Le pouvoir à mi-mandat

Un plaidoyer pro domo

Publié le 22/09/2014
Avec le recul, on peut se demander à quoi a servi la séquence du vote de confiance au gouvernement de l’Assemblée, assorti d’une conférence de presse du président de la République : ni l’un ni l’autre n’ont apporté d’élément dynamique à la politique économique et sociale du gouvernement. L’opposition interne qui se manifeste au sein du PS ne fait que croître et le chef de l’État a fermé plusieurs portes ouvertes sur les réformes, par exemple une baisse des charges sociales qui aurait été compensée par une hausse sensible de la TVA.

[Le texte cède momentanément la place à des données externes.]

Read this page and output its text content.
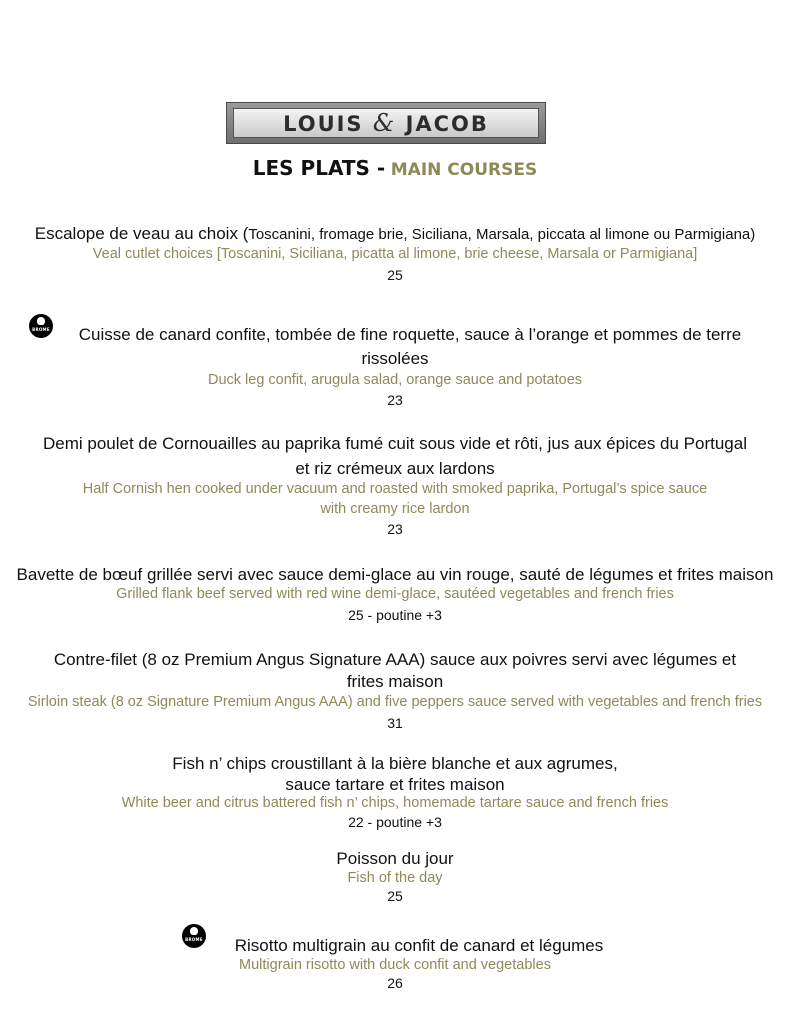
LOUIS & JACOB
LES PLATS - MAIN COURSES
Escalope de veau au choix (Toscanini, fromage brie, Siciliana, Marsala, piccata al limone ou Parmigiana)
Veal cutlet choices [Toscanini, Siciliana, picatta al limone, brie cheese, Marsala or Parmigiana]
25
BROME	Cuisse de canard confite, tombée de fine roquette, sauce à l’orange et pommes de terre
rissolées
Duck leg confit, arugula salad, orange sauce and potatoes
23
Demi poulet de Cornouailles au paprika fumé cuit sous vide et rôti, jus aux épices du Portugal
et riz crémeux aux lardons
Half Cornish hen cooked under vacuum and roasted with smoked paprika, Portugal’s spice sauce
with creamy rice lardon
23
Bavette de bœuf grillée servi avec sauce demi-glace au vin rouge, sauté de légumes et frites maison
Grilled flank beef served with red wine demi-glace, sautéed vegetables and french fries
25 - poutine +3
Contre-filet (8 oz Premium Angus Signature AAA) sauce aux poivres servi avec légumes et
frites maison
Sirloin steak (8 oz Signature Premium Angus AAA) and five peppers sauce served with vegetables and french fries
31
Fish n’ chips croustillant à la bière blanche et aux agrumes,
sauce tartare et frites maison
White beer and citrus battered fish n’ chips, homemade tartare sauce and french fries
22 - poutine +3
Poisson du jour
Fish of the day
25
BROME	Risotto multigrain au confit de canard et légumes
Multigrain risotto with duck confit and vegetables
26
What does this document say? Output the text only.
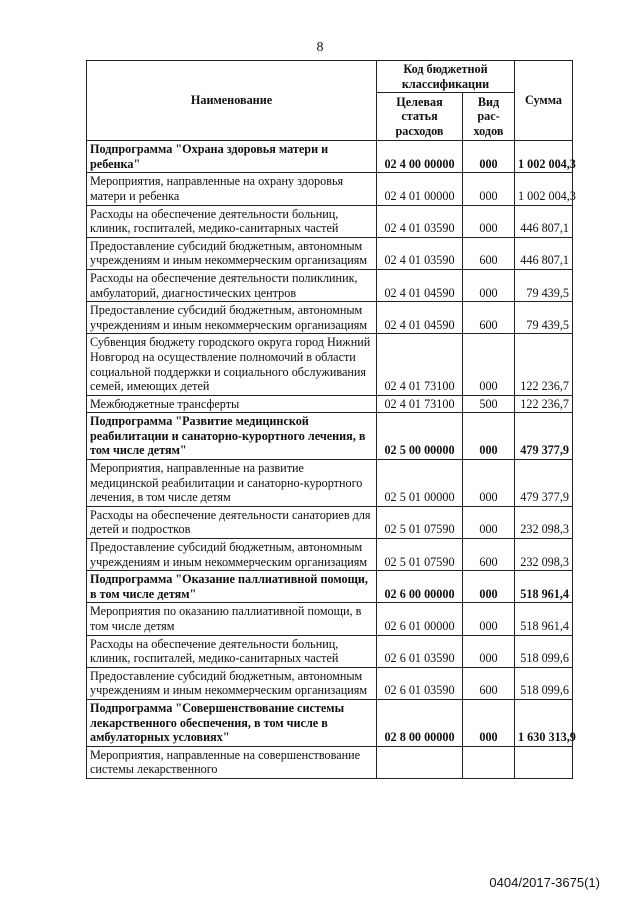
8
Наименование	Код бюджетной классификации		Сумма
	Целевая статья расходов	Вид рас-ходов	
Подпрограмма "Охрана здоровья матери и ребенка"	02 4 00 00000	000	1 002 004,3
Мероприятия, направленные на охрану здоровья матери и ребенка	02 4 01 00000	000	1 002 004,3
Расходы на обеспечение деятельности больниц, клиник, госпиталей, медико-санитарных частей	02 4 01 03590	000	446 807,1
Предоставление субсидий бюджетным, автономным учреждениям и иным некоммерческим организациям	02 4 01 03590	600	446 807,1
Расходы на обеспечение деятельности поликлиник, амбулаторий, диагностических центров	02 4 01 04590	000	79 439,5
Предоставление субсидий бюджетным, автономным учреждениям и иным некоммерческим организациям	02 4 01 04590	600	79 439,5
Субвенция бюджету городского округа город Нижний Новгород на осуществление полномочий в области социальной поддержки и социального обслуживания семей, имеющих детей	02 4 01 73100	000	122 236,7
Межбюджетные трансферты	02 4 01 73100	500	122 236,7
Подпрограмма "Развитие медицинской реабилитации и санаторно-курортного лечения, в том числе детям"	02 5 00 00000	000	479 377,9
Мероприятия, направленные на развитие медицинской реабилитации и санаторно-курортного лечения, в том числе детям	02 5 01 00000	000	479 377,9
Расходы на обеспечение деятельности санаториев для детей и подростков	02 5 01 07590	000	232 098,3
Предоставление субсидий бюджетным, автономным учреждениям и иным некоммерческим организациям	02 5 01 07590	600	232 098,3
Подпрограмма "Оказание паллиативной помощи, в том числе детям"	02 6 00 00000	000	518 961,4
Мероприятия по оказанию паллиативной помощи, в том числе детям	02 6 01 00000	000	518 961,4
Расходы на обеспечение деятельности больниц, клиник, госпиталей, медико-санитарных частей	02 6 01 03590	000	518 099,6
Предоставление субсидий бюджетным, автономным учреждениям и иным некоммерческим организациям	02 6 01 03590	600	518 099,6
Подпрограмма "Совершенствование системы лекарственного обеспечения, в том числе в амбулаторных условиях"	02 8 00 00000	000	1 630 313,9
Мероприятия, направленные на совершенствование системы лекарственного			
0404/2017-3675(1)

Les 350 journalistes présents ont grandement aidé M. Hollande à poursuivre son long soliloque en s’abstenant de lui poser des questions vraiment intéressantes. Ils semblaient n’avoir d’intérêt que pour le retour de Nicolas Sarkozy en politique et pour la candidature du chef de l’État en 2017. Bien entendu, le président n’a rien à dire sur les candidats de la droite et encore moins sur son propre avenir, affreusement bouché et qui ne pourra s’éclaircir que si « cette ligne que j’ai tracée (...) nous permettra, j’espère, d’avoir des résultats en 2017 ».